OECD leading indices for March released today confirm an incipient slowdown in global growth but monetary trends suggest limited weakness while hinting at a momentum trough in the late summer.
As previously discussed, the approach to forecasting the global cycle employed here relies on two key inputs – six-month growth in global real narrow money and a leading indicator derived from the OECD’s country leading indices. Real money typically leads industrial output by about six months with the leading indicator moving about three months later (i.e. three months ahead of output).
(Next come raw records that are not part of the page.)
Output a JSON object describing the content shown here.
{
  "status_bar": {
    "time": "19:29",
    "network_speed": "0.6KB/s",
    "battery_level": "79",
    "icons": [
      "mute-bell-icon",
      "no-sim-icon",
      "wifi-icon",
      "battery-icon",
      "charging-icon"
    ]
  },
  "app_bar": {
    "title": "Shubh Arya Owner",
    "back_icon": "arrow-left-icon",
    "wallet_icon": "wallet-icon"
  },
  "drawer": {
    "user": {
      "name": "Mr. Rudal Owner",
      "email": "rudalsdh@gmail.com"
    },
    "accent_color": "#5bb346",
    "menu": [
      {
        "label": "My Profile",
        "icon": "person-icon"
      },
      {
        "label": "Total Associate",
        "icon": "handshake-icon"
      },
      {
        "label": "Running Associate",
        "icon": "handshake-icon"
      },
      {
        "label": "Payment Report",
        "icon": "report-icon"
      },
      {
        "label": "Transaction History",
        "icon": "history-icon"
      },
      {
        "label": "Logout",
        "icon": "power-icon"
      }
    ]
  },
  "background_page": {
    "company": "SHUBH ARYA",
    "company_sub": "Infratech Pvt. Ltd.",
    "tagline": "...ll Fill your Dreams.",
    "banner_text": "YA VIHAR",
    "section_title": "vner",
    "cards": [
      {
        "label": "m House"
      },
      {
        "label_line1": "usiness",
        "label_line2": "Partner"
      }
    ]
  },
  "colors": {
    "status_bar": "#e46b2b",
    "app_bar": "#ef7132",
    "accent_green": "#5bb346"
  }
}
Real money growth peaked in November 2011 and fell sharply through February 2012, suggesting a slowdown in output momentum from a May top, allowing for the usual six-month lead. This prospect has now been confirmed by a February peak in the leading indicator, with the March decline the first since June 2011 – see chart. (Note that the indicator is based on a proprietary transformation of the raw data so cannot be inferred directly from the OECD release.)
Turning points in the leading indicator usually signal the start of a multi-month trend. Six-month real money expansion, however, recovered marginally in March, hinting that February may have marked a trough. If so, output momentum may bottom in August, with the leading indicator reaching a low in May (applying the respective six- and three-month leads).
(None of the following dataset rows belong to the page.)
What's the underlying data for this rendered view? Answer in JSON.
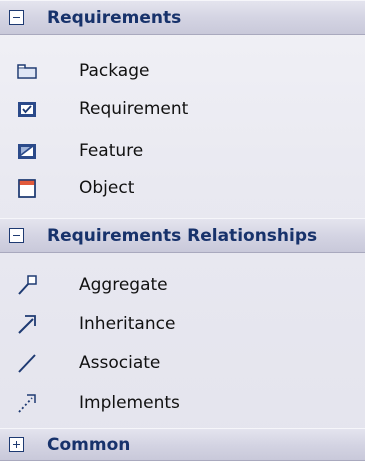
{
  "sections": [
    {
      "title": "Requirements",
      "expanded": true,
      "items": [
        {
          "label": "Package",
          "icon": "package-icon"
        },
        {
          "label": "Requirement",
          "icon": "requirement-icon"
        },
        {
          "label": "Feature",
          "icon": "feature-icon"
        },
        {
          "label": "Object",
          "icon": "object-icon"
        }
      ]
    },
    {
      "title": "Requirements Relationships",
      "expanded": true,
      "items": [
        {
          "label": "Aggregate",
          "icon": "aggregate-icon"
        },
        {
          "label": "Inheritance",
          "icon": "inheritance-icon"
        },
        {
          "label": "Associate",
          "icon": "associate-icon"
        },
        {
          "label": "Implements",
          "icon": "implements-icon"
        }
      ]
    },
    {
      "title": "Common",
      "expanded": false,
      "items": []
    }
  ],
  "colors": {
    "header_text": "#17326b",
    "icon_blue": "#1e3a72"
  }
}
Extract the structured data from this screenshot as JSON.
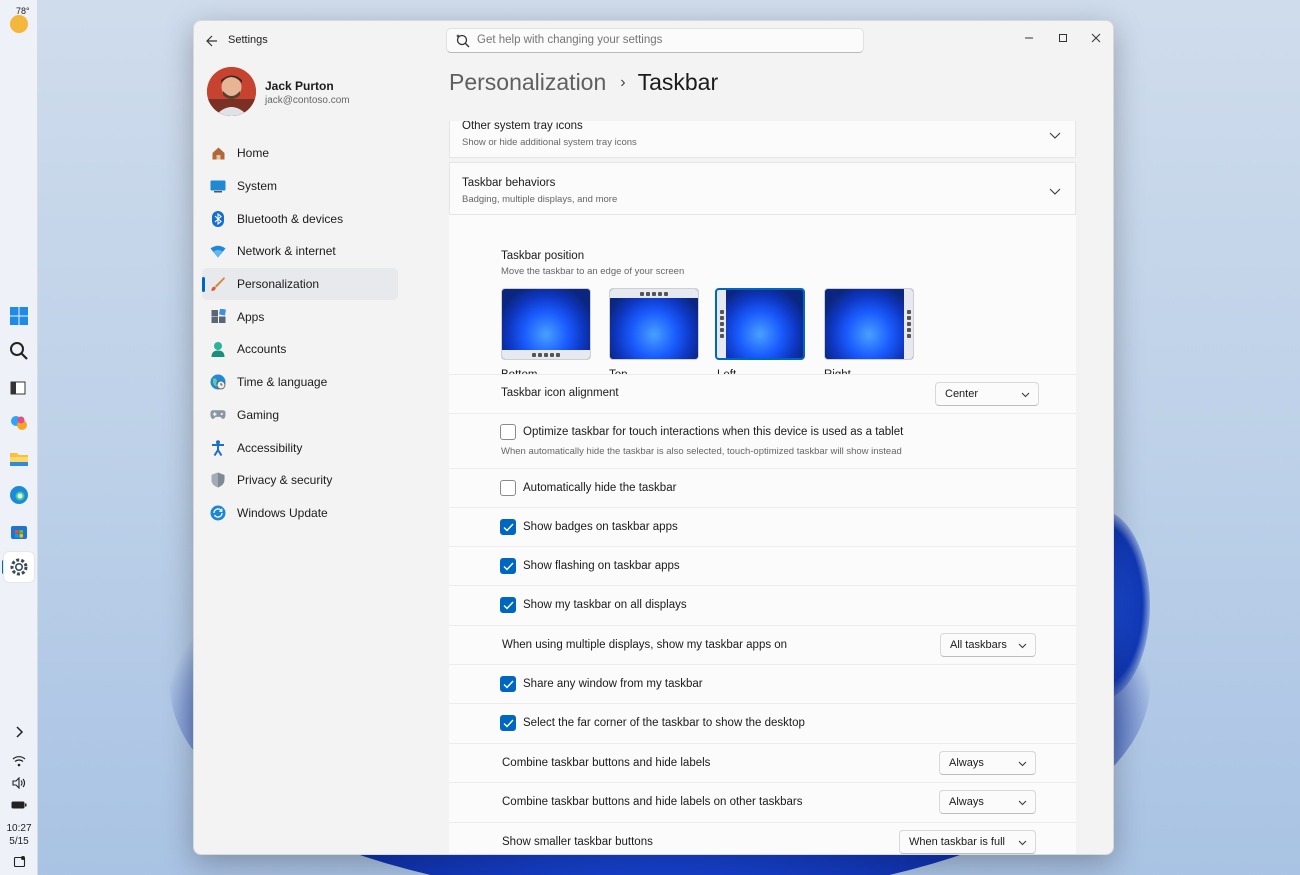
{
  "taskbar": {
    "temperature": "78°",
    "time": "10:27",
    "date": "5/15"
  },
  "window": {
    "app_title": "Settings"
  },
  "search": {
    "placeholder": "Get help with changing your settings"
  },
  "profile": {
    "name": "Jack Purton",
    "email": "jack@contoso.com"
  },
  "sidebar": {
    "items": [
      {
        "label": "Home",
        "icon": "home-icon"
      },
      {
        "label": "System",
        "icon": "system-icon"
      },
      {
        "label": "Bluetooth & devices",
        "icon": "bluetooth-icon"
      },
      {
        "label": "Network & internet",
        "icon": "network-icon"
      },
      {
        "label": "Personalization",
        "icon": "brush-icon",
        "active": true
      },
      {
        "label": "Apps",
        "icon": "apps-icon"
      },
      {
        "label": "Accounts",
        "icon": "accounts-icon"
      },
      {
        "label": "Time & language",
        "icon": "globe-icon"
      },
      {
        "label": "Gaming",
        "icon": "gamepad-icon"
      },
      {
        "label": "Accessibility",
        "icon": "accessibility-icon"
      },
      {
        "label": "Privacy & security",
        "icon": "shield-icon"
      },
      {
        "label": "Windows Update",
        "icon": "update-icon"
      }
    ]
  },
  "breadcrumb": {
    "parent": "Personalization",
    "separator": "›",
    "current": "Taskbar"
  },
  "sections": {
    "tray": {
      "title": "Other system tray icons",
      "subtitle": "Show or hide additional system tray icons"
    },
    "behaviors": {
      "title": "Taskbar behaviors",
      "subtitle": "Badging, multiple displays, and more"
    }
  },
  "position": {
    "title": "Taskbar position",
    "subtitle": "Move the taskbar to an edge of your screen",
    "options": [
      "Bottom",
      "Top",
      "Left",
      "Right"
    ],
    "selected": "Left"
  },
  "settings": {
    "alignment": {
      "label": "Taskbar icon alignment",
      "value": "Center"
    },
    "touch": {
      "label": "Optimize taskbar for touch interactions when this device is used as a tablet",
      "note": "When automatically hide the taskbar is also selected, touch-optimized taskbar will show instead",
      "checked": false
    },
    "autohide": {
      "label": "Automatically hide the taskbar",
      "checked": false
    },
    "badges": {
      "label": "Show badges on taskbar apps",
      "checked": true
    },
    "flashing": {
      "label": "Show flashing on taskbar apps",
      "checked": true
    },
    "all_displays": {
      "label": "Show my taskbar on all displays",
      "checked": true
    },
    "multi_display": {
      "label": "When using multiple displays, show my taskbar apps on",
      "value": "All taskbars"
    },
    "share_window": {
      "label": "Share any window from my taskbar",
      "checked": true
    },
    "far_corner": {
      "label": "Select the far corner of the taskbar to show the desktop",
      "checked": true
    },
    "combine": {
      "label": "Combine taskbar buttons and hide labels",
      "value": "Always"
    },
    "combine_other": {
      "label": "Combine taskbar buttons and hide labels on other taskbars",
      "value": "Always"
    },
    "smaller": {
      "label": "Show smaller taskbar buttons",
      "value": "When taskbar is full"
    }
  },
  "colors": {
    "accent": "#0067c0",
    "window_bg": "#f3f3f3",
    "card_bg": "#fbfbfb"
  }
}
The risk, of course, is that real money resumes a slowdown after temporarily stabilising in March / April. Recent policy easing in Europe, Japan and some emerging economies should be supportive but could be offset by an “endogenous” tightening of financial conditions if the Eurocrisis escalates. With real money currently still expanding respectably by historical standards, however, the provisional message is that the coming economic slowdown will be modest and possibly short-lived.